On the prequel front are "Gods and Generals," with Robert Duvall in a forerunner to "Gettysburg"; "Exorcist: The Beginning," with Stellan Skarsgard as the priest of the horror smash in his first satanic encounter, in Africa; and "When Harold Met Lloyd: Dumb & Dumberer," set in the teen years of the idiot brothers of "Dumb and Dumber."
Highlights for winter and spring, generally Hollywood's slowest period, include:
Ben Affleck as the superhero of the comic-book adaptation "Daredevil"; "National Security," pairing Martin Lawrence and Steve Zahn as ex-cops relegated to guard jobs; and "The Hunted," with Tommy Lee Jones as a tracker chasing an assassin (Benicio Del Toro).
Also, "Veronica Guerin," starring Cate Blanchett as the slain Irish reporter who crusaded against crime; Al Pacino in the CIA thriller "The Recruit"; "The Life of David Gale," featuring Kevin Spacey as an opponent of capital punishment who lands on Death Row; and "Tears of the Sun," with Bruce Willis as a Navy SEAL on a rescue mission.
Adam Sandler offers a spring prelude to the busy summer season with "Anger Management," playing a peaceable man whose outburst on an airplane puts him under the care of a rage adviser (Jack Nicholson).
For Nicholson, "Anger Management" offered a slapstick respite from the dark humor of his current film, "About Schmidt," which is expected to earn him his latest Academy Awards nomination.
"I just went in the opposite direction, and I often do that. I just like to blow it out the other side," Nicholson said of the transition. "This one is antic comedy. That's everything I always get bad reviews for, but hopefully it's also what the public loves."

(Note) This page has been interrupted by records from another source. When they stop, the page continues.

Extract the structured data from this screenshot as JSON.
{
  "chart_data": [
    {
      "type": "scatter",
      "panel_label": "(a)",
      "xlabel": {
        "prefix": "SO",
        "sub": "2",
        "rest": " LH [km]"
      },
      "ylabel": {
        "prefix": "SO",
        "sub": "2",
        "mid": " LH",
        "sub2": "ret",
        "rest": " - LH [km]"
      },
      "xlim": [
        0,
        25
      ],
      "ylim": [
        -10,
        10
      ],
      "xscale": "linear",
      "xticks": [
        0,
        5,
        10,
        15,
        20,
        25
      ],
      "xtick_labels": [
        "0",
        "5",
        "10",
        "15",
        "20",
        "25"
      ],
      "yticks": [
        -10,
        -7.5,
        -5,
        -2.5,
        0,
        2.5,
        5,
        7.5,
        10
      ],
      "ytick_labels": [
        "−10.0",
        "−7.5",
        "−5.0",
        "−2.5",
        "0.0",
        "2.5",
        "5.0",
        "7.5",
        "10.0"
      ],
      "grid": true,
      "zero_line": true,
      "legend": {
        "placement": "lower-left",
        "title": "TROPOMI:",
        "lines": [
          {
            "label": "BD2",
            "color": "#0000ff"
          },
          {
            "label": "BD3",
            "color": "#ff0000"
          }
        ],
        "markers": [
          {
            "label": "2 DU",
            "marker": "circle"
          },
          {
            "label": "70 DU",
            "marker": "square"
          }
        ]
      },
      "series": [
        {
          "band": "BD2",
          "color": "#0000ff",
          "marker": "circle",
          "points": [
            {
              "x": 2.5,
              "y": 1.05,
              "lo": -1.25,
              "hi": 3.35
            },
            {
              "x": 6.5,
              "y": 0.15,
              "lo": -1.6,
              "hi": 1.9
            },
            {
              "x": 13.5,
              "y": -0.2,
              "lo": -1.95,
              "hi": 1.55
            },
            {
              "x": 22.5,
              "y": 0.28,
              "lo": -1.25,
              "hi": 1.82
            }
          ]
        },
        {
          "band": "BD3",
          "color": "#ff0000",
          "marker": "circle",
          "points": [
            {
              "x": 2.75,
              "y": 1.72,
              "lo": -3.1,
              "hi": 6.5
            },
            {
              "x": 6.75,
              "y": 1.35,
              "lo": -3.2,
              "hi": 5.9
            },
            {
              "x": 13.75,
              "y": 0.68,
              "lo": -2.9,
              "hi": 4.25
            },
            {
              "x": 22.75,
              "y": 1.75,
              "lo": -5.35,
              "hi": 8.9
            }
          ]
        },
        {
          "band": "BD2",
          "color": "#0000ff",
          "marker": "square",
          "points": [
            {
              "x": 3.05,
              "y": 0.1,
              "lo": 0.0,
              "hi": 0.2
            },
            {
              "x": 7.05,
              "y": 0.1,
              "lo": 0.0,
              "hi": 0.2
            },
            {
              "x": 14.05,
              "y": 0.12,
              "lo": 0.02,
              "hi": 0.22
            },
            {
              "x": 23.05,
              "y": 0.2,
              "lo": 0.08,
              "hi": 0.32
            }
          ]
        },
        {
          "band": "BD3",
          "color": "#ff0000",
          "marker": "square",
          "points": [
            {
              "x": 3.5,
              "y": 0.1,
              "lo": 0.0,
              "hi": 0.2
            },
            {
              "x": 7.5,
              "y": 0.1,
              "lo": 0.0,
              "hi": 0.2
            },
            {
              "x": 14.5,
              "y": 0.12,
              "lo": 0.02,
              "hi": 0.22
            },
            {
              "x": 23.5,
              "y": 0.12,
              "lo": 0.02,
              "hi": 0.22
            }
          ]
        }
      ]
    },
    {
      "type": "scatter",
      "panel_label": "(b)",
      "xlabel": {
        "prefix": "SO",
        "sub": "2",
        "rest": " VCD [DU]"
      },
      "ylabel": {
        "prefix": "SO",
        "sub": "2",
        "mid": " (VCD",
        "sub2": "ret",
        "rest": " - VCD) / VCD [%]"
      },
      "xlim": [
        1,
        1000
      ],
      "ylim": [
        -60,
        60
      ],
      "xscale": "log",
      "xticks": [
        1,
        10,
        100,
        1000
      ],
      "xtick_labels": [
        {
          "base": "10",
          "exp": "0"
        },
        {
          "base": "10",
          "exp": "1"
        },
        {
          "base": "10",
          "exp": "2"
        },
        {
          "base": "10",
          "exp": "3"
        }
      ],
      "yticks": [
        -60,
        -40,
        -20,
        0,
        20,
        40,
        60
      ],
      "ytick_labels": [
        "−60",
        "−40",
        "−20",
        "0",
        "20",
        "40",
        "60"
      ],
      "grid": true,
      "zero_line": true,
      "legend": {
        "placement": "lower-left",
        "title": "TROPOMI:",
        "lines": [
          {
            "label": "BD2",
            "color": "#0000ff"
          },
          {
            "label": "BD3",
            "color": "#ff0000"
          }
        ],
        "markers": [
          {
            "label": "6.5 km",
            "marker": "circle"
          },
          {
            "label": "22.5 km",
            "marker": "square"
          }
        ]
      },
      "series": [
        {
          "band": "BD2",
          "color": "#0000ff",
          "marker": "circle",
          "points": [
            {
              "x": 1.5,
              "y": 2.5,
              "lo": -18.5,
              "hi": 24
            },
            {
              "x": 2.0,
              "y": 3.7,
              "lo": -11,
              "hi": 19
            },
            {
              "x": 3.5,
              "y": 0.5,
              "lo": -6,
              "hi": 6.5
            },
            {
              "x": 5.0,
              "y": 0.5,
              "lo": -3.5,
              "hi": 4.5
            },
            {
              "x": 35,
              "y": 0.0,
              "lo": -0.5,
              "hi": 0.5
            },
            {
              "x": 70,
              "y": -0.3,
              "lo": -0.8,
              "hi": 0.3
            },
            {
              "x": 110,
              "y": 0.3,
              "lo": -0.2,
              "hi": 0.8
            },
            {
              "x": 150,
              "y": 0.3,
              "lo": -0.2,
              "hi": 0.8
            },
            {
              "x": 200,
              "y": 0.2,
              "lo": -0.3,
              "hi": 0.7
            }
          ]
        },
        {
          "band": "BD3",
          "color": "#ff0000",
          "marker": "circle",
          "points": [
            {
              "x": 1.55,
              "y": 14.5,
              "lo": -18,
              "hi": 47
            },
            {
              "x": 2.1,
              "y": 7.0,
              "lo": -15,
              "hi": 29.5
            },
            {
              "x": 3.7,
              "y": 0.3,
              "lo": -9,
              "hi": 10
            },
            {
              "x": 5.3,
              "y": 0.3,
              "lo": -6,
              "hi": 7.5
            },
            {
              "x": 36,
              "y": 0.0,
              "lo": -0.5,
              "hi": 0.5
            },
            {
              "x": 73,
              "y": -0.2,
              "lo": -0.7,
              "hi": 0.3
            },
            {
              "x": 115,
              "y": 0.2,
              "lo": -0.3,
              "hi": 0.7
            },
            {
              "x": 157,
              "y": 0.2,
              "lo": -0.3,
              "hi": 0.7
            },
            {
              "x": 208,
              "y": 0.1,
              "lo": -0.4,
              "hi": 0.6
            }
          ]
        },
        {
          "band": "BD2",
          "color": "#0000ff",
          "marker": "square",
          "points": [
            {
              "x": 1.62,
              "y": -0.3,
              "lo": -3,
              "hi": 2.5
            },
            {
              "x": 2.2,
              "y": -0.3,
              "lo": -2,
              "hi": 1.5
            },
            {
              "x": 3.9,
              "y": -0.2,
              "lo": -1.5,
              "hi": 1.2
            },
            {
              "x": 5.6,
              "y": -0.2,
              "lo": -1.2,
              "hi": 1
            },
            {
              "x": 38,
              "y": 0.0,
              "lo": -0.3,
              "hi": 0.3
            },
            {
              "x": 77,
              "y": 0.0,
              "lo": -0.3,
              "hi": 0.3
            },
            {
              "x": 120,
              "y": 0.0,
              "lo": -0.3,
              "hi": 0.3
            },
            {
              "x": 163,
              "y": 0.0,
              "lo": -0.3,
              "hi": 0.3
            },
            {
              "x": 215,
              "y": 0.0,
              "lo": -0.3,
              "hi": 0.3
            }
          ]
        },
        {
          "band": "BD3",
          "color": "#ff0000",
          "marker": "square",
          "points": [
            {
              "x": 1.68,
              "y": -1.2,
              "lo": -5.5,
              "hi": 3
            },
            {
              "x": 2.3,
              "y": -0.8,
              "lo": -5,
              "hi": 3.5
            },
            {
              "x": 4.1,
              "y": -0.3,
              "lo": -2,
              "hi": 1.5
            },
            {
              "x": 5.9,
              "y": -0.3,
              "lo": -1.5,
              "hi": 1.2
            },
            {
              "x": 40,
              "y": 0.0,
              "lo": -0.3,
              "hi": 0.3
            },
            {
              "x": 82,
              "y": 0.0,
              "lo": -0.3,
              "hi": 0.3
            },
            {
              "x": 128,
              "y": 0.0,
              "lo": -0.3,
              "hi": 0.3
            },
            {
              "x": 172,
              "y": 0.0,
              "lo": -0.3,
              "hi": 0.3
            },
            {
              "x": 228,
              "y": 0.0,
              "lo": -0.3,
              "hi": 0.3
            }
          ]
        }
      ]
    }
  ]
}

Along with the rush of sequels, which generally start arriving just before Memorial Day, summer flicks include:
The animated under-the-sea tale "Finding Nemo," from the creators of "Toy Story" and "Monsters, Inc.", and the animated above-the-water adventure "Sinbad: Legend of the Seven Seas"; Jim Carrey's comedy "Bruce Almighty," about a man given God's omnipotent powers; the comic-book adaptation "The Hulk"; and Russell Crowe in the high-seas adventure "Master and Commander: The Far Side of the World."
Also, Ridley Scott's con-man caper "Matchstick Men," starring Nicolas Cage; Eddie Murphy's comedy among the kiddies, "Daddy Day Care"; Kevin Costner's return to directing with "Open Range," co-starring Robert Duvall; and the unusual hybrid "The League of Extraordinary Gentlemen," starring Sean Connery in a meeting of Victorian literary figures from the works of Jules Verne, H.G. Wells, Bram Stoker and others.
Among big fall and holiday releases:
Mike Myers in "Dr. Seuss' the Cat in the Hat"; Tom Cruise in "The Last Samurai," about a U.S. soldier teaching modern warfare in 1870s Japan; "Cold Mountain," starring Nicole Kidman in an adaptation of the best-seller set during the Civil War; the Coen brothers' battle-of-the-sexes story "Intolerable Cruelty," with George Clooney; Julia Roberts as a freethinking art professor in "Mona Lisa Smile"; "Out of Time," starring Denzel Washington as a cop troubled by a double homicide; Uma Thurman as a vengeful former assassin in Quentin Tarantino's "Kill Bill"; and "The Alamo," with Billy Bob Thornton and Dennis Quaid in a new dramatization of the infamous last stand.